This message was automatically generated.

tez-yetus avatar May 17 '24 00:05 tez-yetus

@abstractdog , left this as two commits so you can see the first failed and the second succeeds. Will need squash and merge.

jteagles avatar May 17 '24 00:05 jteagles

I'm actually fine with the patch, however, I'm a bit struggling to understand the cause this unit test looks like describing an exact scenario (see comment above testInternalPreemption), however the underlying taskattempt ids look like a mess to me :) I mean, the current state without the patch is:

        createStep("v1 : 00000[01]_0", CriticalPathDependency.INIT_DEPENDENCY),
        createStep("v2 : 00000[01]_0", CriticalPathDependency.DATA_DEPENDENCY),
        createStep("v3 : 000000_0", CriticalPathDependency.DATA_DEPENDENCY, 
            TaskAttemptTerminationCause.INTERNAL_PREEMPTION, null),
        createStep("v2 : 00000[01]_1", CriticalPathDependency.OUTPUT_RECREATE_DEPENDENCY),
        createStep("v1 : 000000_1", CriticalPathDependency.OUTPUT_RECREATE_DEPENDENCY,
            null, Collections.singletonList("preemption of v3")),
        createStep("v2 : 00000[01]_1", CriticalPathDependency.DATA_DEPENDENCY),
        createStep("v3 : 000000_1", CriticalPathDependency.DATA_DEPENDENCY)

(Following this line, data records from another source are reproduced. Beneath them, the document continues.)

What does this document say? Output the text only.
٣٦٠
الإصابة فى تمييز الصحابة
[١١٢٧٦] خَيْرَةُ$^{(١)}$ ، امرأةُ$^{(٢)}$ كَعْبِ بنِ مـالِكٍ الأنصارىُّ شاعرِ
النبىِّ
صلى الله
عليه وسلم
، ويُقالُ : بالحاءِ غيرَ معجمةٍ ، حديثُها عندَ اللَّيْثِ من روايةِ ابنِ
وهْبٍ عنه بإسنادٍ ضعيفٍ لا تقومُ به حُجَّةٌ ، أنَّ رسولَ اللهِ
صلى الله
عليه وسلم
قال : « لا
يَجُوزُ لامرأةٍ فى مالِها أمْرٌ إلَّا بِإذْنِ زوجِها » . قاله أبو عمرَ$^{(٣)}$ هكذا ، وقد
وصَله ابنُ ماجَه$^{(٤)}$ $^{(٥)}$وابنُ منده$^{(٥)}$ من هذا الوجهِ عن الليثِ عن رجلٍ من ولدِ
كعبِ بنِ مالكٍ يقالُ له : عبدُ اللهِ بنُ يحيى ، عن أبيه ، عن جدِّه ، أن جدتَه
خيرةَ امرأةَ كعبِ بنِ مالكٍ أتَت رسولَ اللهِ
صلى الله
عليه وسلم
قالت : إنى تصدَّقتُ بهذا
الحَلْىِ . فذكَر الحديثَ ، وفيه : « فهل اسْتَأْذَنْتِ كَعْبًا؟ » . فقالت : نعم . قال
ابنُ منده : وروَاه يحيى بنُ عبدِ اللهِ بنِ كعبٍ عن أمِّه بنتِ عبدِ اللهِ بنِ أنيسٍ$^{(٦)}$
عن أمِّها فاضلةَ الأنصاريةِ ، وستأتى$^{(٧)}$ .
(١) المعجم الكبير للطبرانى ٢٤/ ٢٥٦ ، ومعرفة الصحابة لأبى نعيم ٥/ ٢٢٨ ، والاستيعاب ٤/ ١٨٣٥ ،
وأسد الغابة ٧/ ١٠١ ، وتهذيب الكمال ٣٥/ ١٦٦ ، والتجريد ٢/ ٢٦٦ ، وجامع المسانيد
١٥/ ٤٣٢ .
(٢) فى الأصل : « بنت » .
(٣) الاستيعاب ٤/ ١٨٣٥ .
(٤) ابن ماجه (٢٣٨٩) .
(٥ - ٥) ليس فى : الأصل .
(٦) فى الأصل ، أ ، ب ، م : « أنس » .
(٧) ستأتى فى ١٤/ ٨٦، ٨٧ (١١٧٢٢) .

this PR modifies the third occurrence of v2 to 00000[01]_[12], so if it's just sometimes 000001_2, and is 000001_1 for the rest, then the second occurrence of v2 is also weird: 00000[01]_1, so it's the same task attempt id (1)?... is it possible? do all of the scenarios make sense and test what we expect?

abstractdog avatar May 17 '24 07:05 abstractdog

@jteagles: unfortunately, TestAnalyzer is still flaky, is there a chance you can respond to my question above and whether we can merge this fix? it would be awesome to clean this test thanks in advance!

abstractdog avatar Dec 19 '24 06:12 abstractdog